Sheffield United have rolled the managerial change dice but things do look bleak for the Blades, who are a further six points back from their promoted brethren, having played a game more.

6) Wolves will be fine
Gary O’Neil would have taken being level on points with Newcastle in late January when he accepted the Wolves post less than a week before the season began. He might have done so under the pretence of European qualification being a possibility, but mid-table serenity is a fine consolation for the Premier League’s foremost firefighter.

5) Manchester United will finish outside the top four
It does feel a bit like they might. Manchester United are 8th, an entire 11 points behind fourth-placed Aston Villa and in the sort of inconsistent, perennially-corner-turning form which ultimately did for both their two previous permanent managers, while their homegrown highest earner has joined the legion of players having their wrists slapped for apparent insubordination.

The nothingness of that first performance against Wolves has basically been repeated ad infinitum for the subsequent six months across four competitions. No amount of marginal gains will solve that so quickly.

4) Chelsea will finish above Liverpool
Oh good lord.

There’s always one particular shout in these which is made to look just laughably, pathetically embarrassing. Last season it was that Manchester United, eventual third-place finishers that they were, would place no higher than 8th. That would sound positively prophetic now but The Rules won’t allow it.

Anyway, the claim was made in the aftermath of a 1-1 draw in which Chelsea were arguably the better side, but more pertinently in the days after both Moises Caicedo and Romeo Lavia were amortised away from Liverpool’s desperate grasp. That apparent transfer victory very much gave things a misleadingly blue hue.

The points gap between the two teams is equal to the amount of games that are left: 17 each.

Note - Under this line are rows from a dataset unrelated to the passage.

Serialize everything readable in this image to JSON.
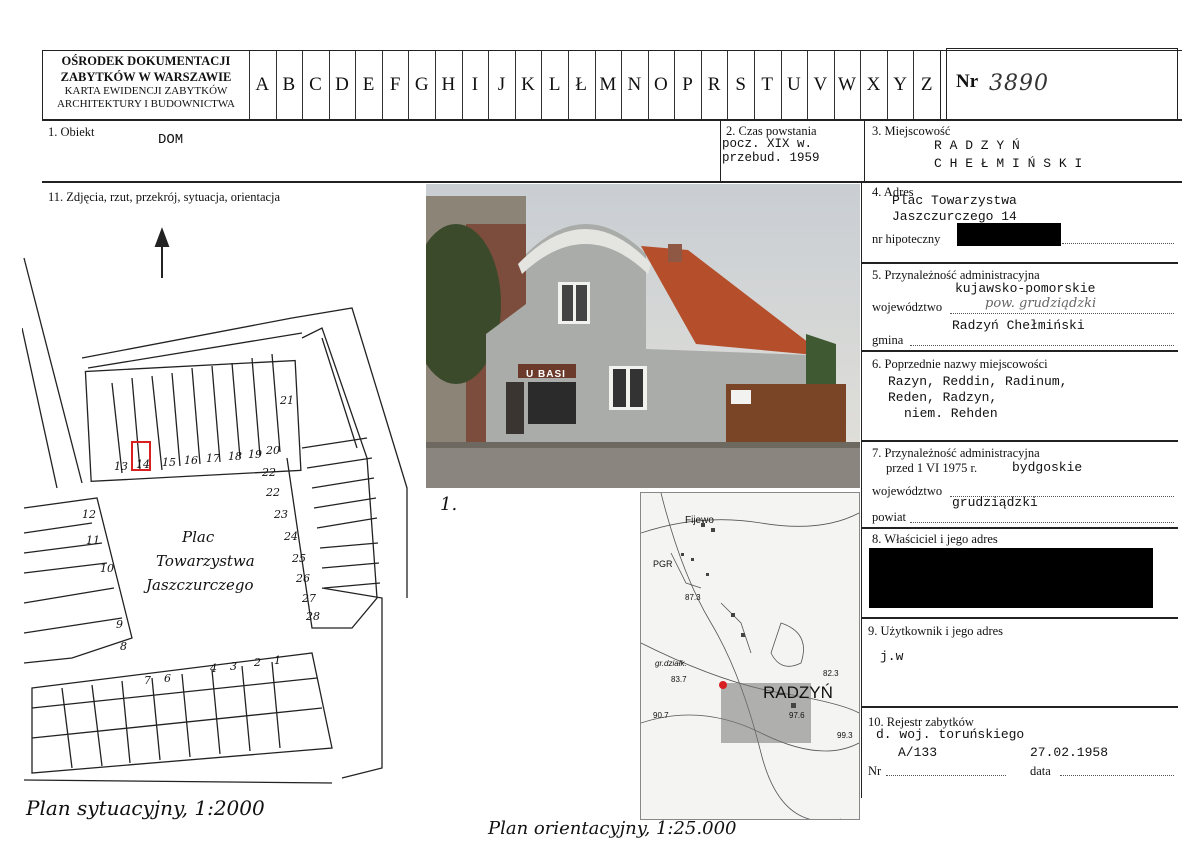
{
  "header": {
    "institution_line1": "OŚRODEK DOKUMENTACJI",
    "institution_line2": "ZABYTKÓW W WARSZAWIE",
    "institution_line3": "KARTA EWIDENCJI ZABYTKÓW",
    "institution_line4": "ARCHITEKTURY I BUDOWNICTWA",
    "alphabet": [
      "A",
      "B",
      "C",
      "D",
      "E",
      "F",
      "G",
      "H",
      "I",
      "J",
      "K",
      "L",
      "Ł",
      "M",
      "N",
      "O",
      "P",
      "R",
      "S",
      "T",
      "U",
      "V",
      "W",
      "X",
      "Y",
      "Z"
    ],
    "nr_label": "Nr",
    "nr_value": "3890"
  },
  "fields": {
    "obiekt_label": "1. Obiekt",
    "obiekt_value": "DOM",
    "czas_label": "2. Czas powstania",
    "czas_value1": "pocz. XIX w.",
    "czas_value2": "przebud. 1959",
    "miejscowosc_label": "3. Miejscowość",
    "miejscowosc_value1": "R A D Z Y Ń",
    "miejscowosc_value2": "C H E Ł M I Ń S K I",
    "zdjecia_label": "11. Zdjęcia, rzut, przekrój, sytuacja, orientacja",
    "adres_label": "4. Adres",
    "adres_value1": "Plac Towarzystwa",
    "adres_value2": "Jaszczurczego 14",
    "hipoteczny_label": "nr hipoteczny",
    "admin_label": "5. Przynależność administracyjna",
    "woj_label": "województwo",
    "woj_value": "kujawsko-pomorskie",
    "powiat_handwritten": "pow. grudziądzki",
    "gmina_label": "gmina",
    "gmina_value": "Radzyń Chełmiński",
    "poprzednie_label": "6. Poprzednie nazwy miejscowości",
    "poprzednie_value1": "Razyn, Reddin, Radinum,",
    "poprzednie_value2": "Reden, Radzyn,",
    "poprzednie_value3": "niem. Rehden",
    "admin1975_label": "7. Przynależność administracyjna",
    "admin1975_sub": "przed 1 VI 1975 r.",
    "admin1975_value": "bydgoskie",
    "woj2_label": "województwo",
    "powiat2_value": "grudziądzki",
    "powiat2_label": "powiat",
    "wlasciciel_label": "8. Właściciel i jego adres",
    "uzytkownik_label": "9. Użytkownik i jego adres",
    "uzytkownik_value": "j.w",
    "rejestr_label": "10. Rejestr zabytków",
    "rejestr_value1": "d. woj. toruńskiego",
    "rejestr_nr": "A/133",
    "rejestr_date": "27.02.1958",
    "rejestr_nr_label": "Nr",
    "rejestr_data_label": "data"
  },
  "site_plan": {
    "plac_line1": "Plac",
    "plac_line2": "Towarzystwa",
    "plac_line3": "Jaszczurczego",
    "numbers": [
      "13",
      "14",
      "15",
      "16",
      "17",
      "18",
      "19",
      "20",
      "21",
      "22",
      "22",
      "23",
      "24",
      "25",
      "26",
      "27",
      "28",
      "12",
      "11",
      "10",
      "9",
      "8",
      "7",
      "6",
      "4",
      "3",
      "2",
      "1"
    ],
    "caption": "Plan sytuacyjny, 1:2000"
  },
  "photo": {
    "shop_sign": "U BASI",
    "caption_number": "1."
  },
  "orientation_map": {
    "town_label": "RADZYŃ",
    "village_label": "Fijewo",
    "label_pgr": "PGR",
    "label_grdzialk": "gr.działk.",
    "elev1": "87.3",
    "elev2": "83.7",
    "elev3": "90.7",
    "elev4": "97.6",
    "elev5": "82.3",
    "elev6": "99.3",
    "caption": "Plan orientacyjny, 1:25.000"
  },
  "colors": {
    "redaction": "#000000",
    "marker": "#d92020"
  }
}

Strap in for a gargantuan collapse to send Jurgen Klopp off into the sunset the same way he came in.

3) Spurs will be better off
It’s easy to forget just how much trepidation there was in certain quarters regarding a Spurs side that had sold its greatest goalscorer and perhaps best player ever, while pointedly shifting from the obsession with born winners and serial trophy hoarders to appoint a ‘mate’ merchant straight out of Scotland.

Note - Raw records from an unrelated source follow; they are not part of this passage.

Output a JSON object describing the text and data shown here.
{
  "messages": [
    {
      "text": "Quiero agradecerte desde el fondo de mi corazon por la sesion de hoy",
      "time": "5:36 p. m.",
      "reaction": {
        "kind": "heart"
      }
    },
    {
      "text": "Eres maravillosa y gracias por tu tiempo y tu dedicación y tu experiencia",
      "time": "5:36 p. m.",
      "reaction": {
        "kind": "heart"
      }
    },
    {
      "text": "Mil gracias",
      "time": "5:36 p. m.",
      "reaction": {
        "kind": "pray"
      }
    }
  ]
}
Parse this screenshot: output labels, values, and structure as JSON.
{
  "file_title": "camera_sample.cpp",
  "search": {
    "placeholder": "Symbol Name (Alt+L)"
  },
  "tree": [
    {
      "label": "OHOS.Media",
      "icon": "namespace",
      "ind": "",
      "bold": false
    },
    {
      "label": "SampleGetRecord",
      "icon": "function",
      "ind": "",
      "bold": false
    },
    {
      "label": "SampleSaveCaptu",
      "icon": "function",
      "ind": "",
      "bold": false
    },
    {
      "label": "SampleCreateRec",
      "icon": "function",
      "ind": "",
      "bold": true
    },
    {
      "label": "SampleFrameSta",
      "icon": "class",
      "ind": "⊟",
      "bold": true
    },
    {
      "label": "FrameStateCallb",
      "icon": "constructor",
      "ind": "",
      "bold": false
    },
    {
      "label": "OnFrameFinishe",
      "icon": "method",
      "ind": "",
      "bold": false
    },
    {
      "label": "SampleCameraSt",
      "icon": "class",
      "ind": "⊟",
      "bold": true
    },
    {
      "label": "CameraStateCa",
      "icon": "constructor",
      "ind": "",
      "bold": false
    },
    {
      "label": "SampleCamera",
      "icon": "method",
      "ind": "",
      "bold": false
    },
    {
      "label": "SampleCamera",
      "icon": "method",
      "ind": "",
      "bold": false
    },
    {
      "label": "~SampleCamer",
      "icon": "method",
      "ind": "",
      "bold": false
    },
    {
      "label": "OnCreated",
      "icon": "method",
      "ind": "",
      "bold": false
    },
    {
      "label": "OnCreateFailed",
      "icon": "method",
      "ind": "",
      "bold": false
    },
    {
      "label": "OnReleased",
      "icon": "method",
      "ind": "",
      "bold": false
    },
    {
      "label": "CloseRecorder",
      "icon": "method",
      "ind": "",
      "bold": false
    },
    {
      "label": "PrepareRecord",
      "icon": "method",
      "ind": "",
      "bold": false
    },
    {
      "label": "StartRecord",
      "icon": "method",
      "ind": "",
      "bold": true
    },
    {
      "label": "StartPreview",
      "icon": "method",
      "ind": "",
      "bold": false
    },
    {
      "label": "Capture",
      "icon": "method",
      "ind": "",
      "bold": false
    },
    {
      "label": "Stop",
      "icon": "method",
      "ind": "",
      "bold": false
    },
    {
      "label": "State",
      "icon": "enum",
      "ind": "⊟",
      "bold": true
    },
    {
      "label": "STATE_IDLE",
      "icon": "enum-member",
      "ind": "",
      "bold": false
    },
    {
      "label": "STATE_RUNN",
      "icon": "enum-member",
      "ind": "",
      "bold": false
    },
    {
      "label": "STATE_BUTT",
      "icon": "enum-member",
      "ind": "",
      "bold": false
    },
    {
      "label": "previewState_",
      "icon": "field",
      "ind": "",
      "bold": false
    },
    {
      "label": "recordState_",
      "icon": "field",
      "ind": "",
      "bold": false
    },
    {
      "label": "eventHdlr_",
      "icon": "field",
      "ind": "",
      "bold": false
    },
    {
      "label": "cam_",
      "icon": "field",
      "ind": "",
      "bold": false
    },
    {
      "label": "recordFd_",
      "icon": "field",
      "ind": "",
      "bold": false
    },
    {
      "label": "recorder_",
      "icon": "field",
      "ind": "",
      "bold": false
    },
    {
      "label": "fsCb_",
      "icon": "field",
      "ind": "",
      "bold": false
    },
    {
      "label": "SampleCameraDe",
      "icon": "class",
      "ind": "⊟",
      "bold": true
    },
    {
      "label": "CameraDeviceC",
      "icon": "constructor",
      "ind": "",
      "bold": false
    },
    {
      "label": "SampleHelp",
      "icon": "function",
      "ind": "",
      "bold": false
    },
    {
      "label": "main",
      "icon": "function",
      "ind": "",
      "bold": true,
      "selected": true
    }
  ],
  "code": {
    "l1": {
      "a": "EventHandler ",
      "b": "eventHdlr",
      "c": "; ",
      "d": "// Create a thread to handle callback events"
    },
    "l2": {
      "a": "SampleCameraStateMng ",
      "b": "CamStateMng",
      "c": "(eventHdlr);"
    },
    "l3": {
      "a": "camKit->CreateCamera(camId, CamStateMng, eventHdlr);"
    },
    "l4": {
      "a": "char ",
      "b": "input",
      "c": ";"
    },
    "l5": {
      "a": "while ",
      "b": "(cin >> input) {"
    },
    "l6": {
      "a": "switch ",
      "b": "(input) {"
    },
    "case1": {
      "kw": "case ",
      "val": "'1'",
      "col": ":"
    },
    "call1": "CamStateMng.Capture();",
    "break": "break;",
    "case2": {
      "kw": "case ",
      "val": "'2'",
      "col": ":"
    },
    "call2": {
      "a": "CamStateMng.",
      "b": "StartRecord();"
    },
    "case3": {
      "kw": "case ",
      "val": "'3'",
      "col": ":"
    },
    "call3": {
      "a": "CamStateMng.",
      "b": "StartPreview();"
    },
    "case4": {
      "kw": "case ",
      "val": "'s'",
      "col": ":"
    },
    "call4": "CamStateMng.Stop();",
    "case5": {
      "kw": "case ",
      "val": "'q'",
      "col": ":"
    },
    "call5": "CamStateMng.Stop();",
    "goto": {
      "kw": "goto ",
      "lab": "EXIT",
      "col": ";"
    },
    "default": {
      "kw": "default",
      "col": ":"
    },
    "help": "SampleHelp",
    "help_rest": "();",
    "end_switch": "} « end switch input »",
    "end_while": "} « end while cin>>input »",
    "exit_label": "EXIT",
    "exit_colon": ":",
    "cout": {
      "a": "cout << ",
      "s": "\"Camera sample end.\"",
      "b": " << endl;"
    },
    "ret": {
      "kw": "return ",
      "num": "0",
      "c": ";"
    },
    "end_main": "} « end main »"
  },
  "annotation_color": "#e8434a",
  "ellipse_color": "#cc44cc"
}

That mild anxiety took the life-affirming course of transforming into neutral admiration, sycophantic breath-of-fresh-air praise and then finally wider scorn and ridicule across a 10-game unbeaten start to the season, since which the ship has been steadied after a wobble to the extent that Harry Kane really might be regretting his choices.

2) Sean Dyche won’t last the season
Oh but he will. Dyche might well have seen the campaign out regardless but the Everton points deduction essentially guaranteed it, so entrenched was the Goodison Park siege mentality at that stage

“They had a slow start this season because I thought we were excellent against them. But they got a result,” Dyche said this week, reflecting upon both Everton’s opening defeat to Fulham and their Carabao exit to the Cottagers, both at home. A chance to atone awaits on the road, where Everton do by far their best work.

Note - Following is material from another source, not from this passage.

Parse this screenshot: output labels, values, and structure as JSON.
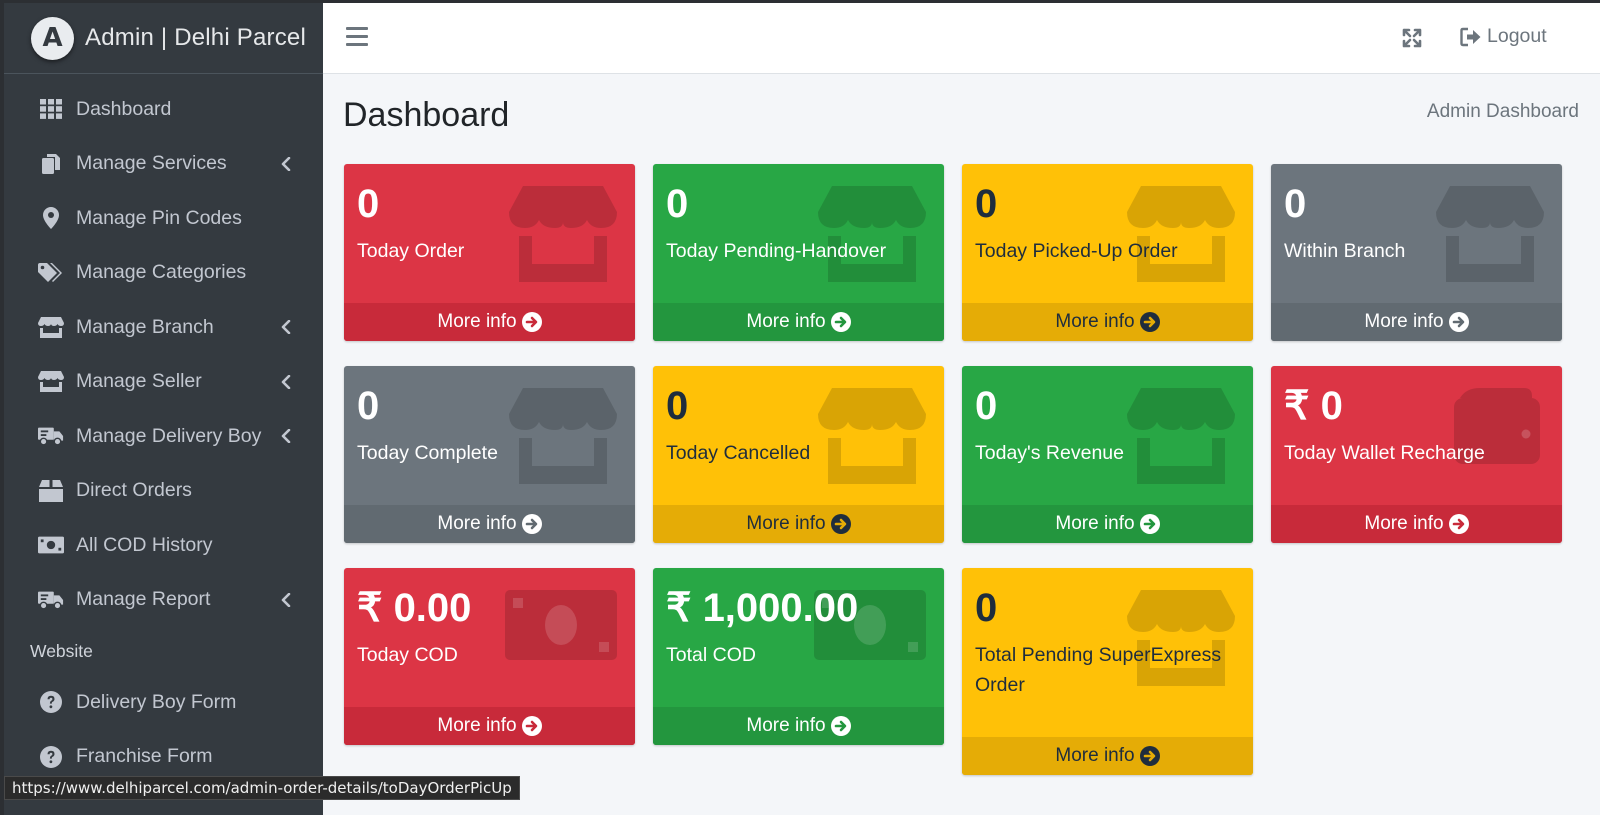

1) Newcastle will erect a statue of Sandro Tonali
Not aged well, that. It was the Daily Mail who called the Italian a ‘strutting alpha male’ after his ‘Hollywood-style debut’ against Aston Villa so blame them.

The actual prediction was not much better: that Newcastle would set a new club record for Premier League points in a single season. Good luck to Eddie Howe and his players in procuring the 50 points they need from a possible 51.